Tips for photographing bees and butterflies

Photographing bees, bugs and butterflies were top of the list of things I wanted to photograph after purchasing my first Canon macro lens. After much frustration and thousands of shots later, I finally realised the trick to photographing bees and other flying insects. It wasn’t to focus on the actual insect, but rather where you know it is most likely to land next.

Take this photograph of a bee below for example. At first, I was quickly following the bee around trying to focus and snap a photo before it moved again. This particular bee was quite a busy fellow and moved around a lot. After viewing hundreds of pictures on my digital cameras LCD screen, I realised they were all blurred and I didn’t have one focused image.

It was then that I sat quietly and watched the bee to see what flower it liked to feed from the most. I then put my camera on a tripod and focused on that one flower. It wasn’t long before the bee landed on the flower and I was able to use my remote release to fire off a few well focused images.

photograph of a butterfly feeding on pollen

Macro butterfly feeding on pollen

Digital SLR Camera: Canon EOS 400D / Rebel XTi
DSLR Lens: Canon EF 100mm f/2.8 Macro
Exposure: 0.003 sec (1/320)
Aperture: f/5.6
Focal Length: 100 mm
ISO Speed: 100
Exposure Program: manual

Why this image worked

Again, just like when photographing bees, I focused the camera on the flower and not on the actual butterfly. In this case, I was lucky to be taking photographs of butterflies when there were literally hundreds of them flying around. Therefore, I was able to easily focus my digital camera on a flower that was getting a lot of attention, so my chances of capturing one landing was high.

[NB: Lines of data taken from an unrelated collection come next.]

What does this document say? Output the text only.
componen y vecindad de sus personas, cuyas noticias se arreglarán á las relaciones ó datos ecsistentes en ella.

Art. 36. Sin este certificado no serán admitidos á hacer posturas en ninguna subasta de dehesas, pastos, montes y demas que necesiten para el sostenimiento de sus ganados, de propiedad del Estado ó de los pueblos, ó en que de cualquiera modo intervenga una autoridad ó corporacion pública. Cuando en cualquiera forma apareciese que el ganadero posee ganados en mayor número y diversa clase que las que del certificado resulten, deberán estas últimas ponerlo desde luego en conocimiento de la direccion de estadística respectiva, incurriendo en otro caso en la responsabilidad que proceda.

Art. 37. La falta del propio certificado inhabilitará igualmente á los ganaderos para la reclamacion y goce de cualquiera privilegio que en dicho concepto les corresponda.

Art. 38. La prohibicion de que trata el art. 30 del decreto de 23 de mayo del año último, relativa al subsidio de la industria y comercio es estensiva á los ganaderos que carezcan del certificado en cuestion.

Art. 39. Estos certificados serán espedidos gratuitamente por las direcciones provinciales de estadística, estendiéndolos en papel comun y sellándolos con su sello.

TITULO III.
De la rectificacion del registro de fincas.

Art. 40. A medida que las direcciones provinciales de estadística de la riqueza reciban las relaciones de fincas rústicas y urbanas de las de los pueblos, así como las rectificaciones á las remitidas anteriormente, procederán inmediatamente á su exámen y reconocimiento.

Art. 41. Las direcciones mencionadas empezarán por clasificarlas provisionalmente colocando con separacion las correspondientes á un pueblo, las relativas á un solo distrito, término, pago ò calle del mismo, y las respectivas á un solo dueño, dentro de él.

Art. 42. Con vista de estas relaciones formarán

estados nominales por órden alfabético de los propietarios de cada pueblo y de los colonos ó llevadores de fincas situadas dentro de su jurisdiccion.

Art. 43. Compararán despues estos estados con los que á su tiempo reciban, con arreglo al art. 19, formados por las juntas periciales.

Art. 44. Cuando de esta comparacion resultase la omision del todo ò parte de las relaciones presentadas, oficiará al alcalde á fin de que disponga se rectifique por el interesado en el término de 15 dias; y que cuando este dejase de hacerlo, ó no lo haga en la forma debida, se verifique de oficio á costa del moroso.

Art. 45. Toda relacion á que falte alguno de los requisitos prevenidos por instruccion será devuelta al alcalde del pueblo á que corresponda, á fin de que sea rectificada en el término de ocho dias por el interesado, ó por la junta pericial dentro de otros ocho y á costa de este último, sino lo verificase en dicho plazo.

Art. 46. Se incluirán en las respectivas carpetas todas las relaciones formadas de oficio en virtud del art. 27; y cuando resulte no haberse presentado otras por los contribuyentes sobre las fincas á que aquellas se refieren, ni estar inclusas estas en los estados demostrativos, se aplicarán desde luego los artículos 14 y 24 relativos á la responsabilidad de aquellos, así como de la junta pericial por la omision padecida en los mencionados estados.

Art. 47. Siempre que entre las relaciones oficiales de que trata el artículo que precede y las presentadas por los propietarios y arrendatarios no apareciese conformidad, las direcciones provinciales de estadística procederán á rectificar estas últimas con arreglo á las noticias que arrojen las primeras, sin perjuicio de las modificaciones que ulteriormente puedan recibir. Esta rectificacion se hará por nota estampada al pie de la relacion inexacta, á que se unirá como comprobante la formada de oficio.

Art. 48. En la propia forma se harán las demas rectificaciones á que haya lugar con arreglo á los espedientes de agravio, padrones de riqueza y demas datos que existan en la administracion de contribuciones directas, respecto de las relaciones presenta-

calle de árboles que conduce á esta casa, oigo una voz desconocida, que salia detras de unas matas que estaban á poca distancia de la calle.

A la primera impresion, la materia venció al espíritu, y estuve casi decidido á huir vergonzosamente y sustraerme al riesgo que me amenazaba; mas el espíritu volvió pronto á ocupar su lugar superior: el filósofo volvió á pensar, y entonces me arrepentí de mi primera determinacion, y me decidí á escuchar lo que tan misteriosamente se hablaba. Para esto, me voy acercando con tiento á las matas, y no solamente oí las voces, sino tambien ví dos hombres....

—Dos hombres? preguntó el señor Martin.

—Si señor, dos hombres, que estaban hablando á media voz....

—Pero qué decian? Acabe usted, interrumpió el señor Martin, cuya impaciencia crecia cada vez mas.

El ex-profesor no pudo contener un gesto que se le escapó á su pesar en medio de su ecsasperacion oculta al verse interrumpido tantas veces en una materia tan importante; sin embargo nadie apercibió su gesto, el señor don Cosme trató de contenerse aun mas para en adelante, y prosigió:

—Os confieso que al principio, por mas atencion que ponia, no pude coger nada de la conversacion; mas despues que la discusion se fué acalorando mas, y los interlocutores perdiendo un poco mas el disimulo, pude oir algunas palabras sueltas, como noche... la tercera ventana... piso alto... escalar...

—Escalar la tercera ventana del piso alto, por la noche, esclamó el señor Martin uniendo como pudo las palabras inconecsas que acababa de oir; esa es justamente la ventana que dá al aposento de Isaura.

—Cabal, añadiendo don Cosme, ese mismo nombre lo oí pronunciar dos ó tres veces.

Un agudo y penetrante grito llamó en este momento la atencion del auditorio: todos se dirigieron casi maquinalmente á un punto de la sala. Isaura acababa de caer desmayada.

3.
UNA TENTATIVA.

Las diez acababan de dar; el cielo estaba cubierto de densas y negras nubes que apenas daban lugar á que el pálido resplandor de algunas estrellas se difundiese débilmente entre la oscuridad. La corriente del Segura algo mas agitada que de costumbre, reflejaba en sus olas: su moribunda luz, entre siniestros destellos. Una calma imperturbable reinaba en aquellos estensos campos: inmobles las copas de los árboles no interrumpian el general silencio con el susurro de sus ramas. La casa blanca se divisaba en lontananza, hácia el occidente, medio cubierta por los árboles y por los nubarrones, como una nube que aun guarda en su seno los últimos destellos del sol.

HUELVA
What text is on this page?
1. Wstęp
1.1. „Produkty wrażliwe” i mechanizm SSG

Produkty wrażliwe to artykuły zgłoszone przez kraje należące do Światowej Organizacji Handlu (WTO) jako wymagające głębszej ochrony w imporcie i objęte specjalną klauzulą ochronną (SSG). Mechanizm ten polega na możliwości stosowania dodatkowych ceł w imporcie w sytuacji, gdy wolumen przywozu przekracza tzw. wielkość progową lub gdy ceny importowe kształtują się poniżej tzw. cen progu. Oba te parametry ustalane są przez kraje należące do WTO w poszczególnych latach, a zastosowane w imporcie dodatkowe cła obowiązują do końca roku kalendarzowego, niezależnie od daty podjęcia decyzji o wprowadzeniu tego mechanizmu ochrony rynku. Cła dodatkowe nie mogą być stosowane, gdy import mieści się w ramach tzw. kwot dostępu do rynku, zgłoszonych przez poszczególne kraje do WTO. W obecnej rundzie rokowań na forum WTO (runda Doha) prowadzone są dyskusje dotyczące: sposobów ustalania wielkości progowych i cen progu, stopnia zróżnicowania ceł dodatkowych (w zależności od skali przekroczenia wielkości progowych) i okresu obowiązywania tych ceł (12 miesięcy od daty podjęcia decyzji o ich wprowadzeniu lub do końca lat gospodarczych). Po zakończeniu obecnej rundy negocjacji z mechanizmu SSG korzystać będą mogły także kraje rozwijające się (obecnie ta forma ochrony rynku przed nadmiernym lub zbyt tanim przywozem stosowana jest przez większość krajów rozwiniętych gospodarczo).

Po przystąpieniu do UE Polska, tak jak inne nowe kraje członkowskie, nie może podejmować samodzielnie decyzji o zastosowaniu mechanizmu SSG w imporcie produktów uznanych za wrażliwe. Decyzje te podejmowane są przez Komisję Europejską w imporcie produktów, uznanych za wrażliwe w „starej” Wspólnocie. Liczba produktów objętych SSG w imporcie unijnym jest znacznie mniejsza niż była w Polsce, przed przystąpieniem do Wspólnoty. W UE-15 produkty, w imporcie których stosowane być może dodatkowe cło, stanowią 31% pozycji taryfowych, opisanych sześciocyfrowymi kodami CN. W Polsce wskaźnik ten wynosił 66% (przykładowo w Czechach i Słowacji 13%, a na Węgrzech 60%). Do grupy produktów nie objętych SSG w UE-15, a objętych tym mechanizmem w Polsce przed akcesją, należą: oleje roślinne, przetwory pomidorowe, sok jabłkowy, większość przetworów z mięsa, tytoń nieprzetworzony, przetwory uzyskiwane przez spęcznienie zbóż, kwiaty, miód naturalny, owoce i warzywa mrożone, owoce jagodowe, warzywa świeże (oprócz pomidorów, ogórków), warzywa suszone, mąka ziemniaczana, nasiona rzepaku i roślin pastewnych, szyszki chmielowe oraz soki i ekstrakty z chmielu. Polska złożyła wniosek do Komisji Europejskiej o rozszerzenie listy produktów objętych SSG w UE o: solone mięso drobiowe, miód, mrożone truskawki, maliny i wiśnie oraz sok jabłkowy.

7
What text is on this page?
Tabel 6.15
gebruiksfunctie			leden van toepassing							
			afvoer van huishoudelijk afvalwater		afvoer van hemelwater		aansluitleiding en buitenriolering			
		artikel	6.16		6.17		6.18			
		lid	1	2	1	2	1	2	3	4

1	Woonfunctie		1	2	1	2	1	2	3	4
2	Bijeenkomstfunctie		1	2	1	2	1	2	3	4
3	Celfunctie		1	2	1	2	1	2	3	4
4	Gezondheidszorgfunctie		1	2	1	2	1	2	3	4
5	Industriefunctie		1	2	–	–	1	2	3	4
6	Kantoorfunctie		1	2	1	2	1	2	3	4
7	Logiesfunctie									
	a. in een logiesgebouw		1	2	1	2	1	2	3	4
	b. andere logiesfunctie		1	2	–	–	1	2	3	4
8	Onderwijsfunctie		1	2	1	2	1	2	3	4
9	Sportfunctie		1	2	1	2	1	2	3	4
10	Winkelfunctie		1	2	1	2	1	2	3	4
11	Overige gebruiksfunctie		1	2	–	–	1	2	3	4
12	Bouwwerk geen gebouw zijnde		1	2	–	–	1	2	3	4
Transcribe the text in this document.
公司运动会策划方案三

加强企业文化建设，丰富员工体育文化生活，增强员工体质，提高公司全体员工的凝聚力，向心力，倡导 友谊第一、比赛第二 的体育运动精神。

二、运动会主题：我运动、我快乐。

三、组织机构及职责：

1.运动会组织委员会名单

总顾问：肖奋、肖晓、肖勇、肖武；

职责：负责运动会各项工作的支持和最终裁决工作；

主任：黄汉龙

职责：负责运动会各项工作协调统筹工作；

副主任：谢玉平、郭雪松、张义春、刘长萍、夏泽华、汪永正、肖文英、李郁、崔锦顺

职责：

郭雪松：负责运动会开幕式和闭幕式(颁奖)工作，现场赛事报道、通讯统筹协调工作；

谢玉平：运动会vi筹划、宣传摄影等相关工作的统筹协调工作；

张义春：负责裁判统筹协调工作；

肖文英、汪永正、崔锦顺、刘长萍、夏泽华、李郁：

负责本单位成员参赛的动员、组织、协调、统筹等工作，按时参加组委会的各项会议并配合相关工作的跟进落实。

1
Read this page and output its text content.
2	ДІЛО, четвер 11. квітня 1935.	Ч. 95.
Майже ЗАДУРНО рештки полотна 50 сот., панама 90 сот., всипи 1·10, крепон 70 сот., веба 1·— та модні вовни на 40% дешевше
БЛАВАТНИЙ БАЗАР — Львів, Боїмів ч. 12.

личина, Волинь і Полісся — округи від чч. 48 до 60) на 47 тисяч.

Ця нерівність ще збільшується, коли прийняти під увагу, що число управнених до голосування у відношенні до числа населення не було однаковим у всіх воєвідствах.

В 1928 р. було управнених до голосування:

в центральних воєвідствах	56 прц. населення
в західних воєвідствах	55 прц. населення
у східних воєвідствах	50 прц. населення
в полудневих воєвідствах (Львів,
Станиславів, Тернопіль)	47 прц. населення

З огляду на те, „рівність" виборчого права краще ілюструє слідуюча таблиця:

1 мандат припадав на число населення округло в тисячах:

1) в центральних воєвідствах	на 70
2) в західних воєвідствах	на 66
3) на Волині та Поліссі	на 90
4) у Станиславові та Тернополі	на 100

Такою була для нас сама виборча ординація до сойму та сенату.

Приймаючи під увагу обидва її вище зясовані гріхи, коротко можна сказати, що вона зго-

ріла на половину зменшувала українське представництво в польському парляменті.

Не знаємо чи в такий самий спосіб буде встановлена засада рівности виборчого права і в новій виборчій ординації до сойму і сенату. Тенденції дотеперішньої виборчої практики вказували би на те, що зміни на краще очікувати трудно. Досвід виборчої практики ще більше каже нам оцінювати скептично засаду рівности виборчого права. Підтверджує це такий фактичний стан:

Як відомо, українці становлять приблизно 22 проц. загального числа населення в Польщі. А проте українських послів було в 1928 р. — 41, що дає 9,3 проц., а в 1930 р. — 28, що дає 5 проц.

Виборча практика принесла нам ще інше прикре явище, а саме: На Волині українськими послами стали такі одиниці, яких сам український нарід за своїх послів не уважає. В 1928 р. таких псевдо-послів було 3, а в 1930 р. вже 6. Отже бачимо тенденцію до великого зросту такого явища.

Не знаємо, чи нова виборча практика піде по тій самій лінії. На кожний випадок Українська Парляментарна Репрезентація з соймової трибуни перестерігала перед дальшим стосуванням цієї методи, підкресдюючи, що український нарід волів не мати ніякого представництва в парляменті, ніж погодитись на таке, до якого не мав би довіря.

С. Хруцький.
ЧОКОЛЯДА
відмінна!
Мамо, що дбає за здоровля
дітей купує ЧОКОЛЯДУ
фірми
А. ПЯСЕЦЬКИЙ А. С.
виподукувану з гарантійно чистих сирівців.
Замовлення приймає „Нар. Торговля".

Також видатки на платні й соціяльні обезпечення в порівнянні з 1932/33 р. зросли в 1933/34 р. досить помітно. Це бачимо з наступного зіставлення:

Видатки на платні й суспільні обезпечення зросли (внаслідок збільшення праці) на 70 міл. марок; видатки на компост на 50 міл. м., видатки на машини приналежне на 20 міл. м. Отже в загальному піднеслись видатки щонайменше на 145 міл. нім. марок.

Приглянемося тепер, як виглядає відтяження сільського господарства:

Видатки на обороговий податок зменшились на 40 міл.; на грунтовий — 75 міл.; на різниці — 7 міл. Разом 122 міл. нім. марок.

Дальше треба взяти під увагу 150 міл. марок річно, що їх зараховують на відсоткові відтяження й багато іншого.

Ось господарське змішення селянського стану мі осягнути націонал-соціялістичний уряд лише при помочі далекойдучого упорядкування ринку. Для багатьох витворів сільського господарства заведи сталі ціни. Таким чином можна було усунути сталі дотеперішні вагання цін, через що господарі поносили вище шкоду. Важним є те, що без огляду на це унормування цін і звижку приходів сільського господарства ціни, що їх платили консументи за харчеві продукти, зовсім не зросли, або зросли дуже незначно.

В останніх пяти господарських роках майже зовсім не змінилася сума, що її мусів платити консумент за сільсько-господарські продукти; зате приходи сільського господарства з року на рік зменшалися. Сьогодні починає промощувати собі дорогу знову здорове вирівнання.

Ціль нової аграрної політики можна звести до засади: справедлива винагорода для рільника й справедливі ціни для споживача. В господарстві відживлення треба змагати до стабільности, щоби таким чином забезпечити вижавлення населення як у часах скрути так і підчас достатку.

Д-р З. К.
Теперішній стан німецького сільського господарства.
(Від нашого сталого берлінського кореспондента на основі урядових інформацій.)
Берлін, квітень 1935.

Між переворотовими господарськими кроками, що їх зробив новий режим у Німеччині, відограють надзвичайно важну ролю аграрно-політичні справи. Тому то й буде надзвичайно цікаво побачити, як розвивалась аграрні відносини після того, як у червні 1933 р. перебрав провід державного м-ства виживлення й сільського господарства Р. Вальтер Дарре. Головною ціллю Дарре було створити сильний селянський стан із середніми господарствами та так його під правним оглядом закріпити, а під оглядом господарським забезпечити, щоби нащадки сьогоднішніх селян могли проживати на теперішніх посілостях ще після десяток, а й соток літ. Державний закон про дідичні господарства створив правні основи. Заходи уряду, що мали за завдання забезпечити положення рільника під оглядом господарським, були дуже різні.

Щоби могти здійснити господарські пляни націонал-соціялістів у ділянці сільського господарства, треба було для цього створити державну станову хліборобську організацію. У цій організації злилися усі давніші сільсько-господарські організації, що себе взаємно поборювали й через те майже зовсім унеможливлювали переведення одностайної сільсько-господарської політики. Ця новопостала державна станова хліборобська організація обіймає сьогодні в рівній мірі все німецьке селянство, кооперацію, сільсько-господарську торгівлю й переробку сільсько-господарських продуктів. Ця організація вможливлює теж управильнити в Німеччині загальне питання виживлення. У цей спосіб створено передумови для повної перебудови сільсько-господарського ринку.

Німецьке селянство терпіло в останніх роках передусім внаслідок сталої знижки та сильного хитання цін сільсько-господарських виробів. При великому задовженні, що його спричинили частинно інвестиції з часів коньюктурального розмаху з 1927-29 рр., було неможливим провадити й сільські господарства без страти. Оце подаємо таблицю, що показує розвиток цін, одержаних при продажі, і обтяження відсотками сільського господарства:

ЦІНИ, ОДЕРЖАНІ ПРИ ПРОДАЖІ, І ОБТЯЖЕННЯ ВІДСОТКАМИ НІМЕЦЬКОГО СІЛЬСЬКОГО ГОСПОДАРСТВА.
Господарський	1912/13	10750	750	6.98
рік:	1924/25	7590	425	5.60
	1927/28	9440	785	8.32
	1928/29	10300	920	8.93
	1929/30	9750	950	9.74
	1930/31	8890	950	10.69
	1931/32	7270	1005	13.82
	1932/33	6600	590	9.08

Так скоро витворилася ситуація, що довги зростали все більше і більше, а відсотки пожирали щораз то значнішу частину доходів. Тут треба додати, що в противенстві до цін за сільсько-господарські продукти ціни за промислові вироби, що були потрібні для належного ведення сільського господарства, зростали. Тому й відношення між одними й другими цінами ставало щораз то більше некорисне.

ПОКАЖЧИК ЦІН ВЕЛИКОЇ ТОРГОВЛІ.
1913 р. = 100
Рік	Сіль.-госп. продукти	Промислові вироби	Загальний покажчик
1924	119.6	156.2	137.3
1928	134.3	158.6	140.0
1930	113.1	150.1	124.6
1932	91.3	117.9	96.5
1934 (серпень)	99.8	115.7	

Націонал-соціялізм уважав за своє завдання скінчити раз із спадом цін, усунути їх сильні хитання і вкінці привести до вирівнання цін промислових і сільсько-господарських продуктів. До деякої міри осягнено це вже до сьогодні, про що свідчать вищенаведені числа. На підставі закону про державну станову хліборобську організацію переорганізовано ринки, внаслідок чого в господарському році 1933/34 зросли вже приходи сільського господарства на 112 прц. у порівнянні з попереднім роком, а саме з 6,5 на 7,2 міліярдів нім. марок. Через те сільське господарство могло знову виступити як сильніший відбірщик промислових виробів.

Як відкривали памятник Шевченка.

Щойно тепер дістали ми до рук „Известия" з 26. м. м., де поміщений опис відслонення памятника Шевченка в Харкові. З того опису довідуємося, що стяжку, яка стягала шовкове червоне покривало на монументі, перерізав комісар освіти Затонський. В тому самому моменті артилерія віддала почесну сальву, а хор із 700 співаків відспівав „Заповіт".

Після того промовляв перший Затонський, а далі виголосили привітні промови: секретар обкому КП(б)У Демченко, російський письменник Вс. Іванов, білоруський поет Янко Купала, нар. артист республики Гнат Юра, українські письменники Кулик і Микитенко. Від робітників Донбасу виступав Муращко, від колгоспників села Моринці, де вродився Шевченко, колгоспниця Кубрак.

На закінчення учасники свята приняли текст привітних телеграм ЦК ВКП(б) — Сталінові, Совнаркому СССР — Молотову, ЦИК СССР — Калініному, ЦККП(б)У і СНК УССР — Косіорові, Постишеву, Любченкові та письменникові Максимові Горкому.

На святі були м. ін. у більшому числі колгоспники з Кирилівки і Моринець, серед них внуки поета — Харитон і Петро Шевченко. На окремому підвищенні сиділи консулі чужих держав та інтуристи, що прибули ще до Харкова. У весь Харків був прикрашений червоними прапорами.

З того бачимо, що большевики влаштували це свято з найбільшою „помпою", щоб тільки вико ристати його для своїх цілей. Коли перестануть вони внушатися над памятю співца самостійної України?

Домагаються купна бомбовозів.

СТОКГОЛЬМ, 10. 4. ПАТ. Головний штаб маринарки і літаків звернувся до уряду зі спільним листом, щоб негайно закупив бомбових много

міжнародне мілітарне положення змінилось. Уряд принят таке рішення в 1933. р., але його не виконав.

As with the first example of photographing bees, this shot also required a fast exposure (shutter speed) of 1/320 of a second and a relatively low aperture number of f/5.6 to blur any background elements.

Take Your Time

When photographing bees and other flying bugs, such as butterflies and dragon flies, especially with a macro lens, take your time. Sit and watch which flowers the bees seem to prefer, then set your focus on the flower.

One last tip for photographing bees. There is always an urge, especially for beginners to macro photography, to shoot at F/2.8 aperture. Yes, F2.8 gives a faster shutter speed with shallow depth of field. In my experience F/2.8 for macro shots is too shallow. You may only get the eye of the bee in focus with the rest of the body out of focus. It’s like shooting the pointy end of a needle.

Instead, set your aperture to say F/7.2. If you need to raise your shutter speed, set a higher ISO. A higher aperture number will give more of the insect in focus and that is what good macro photography is all about.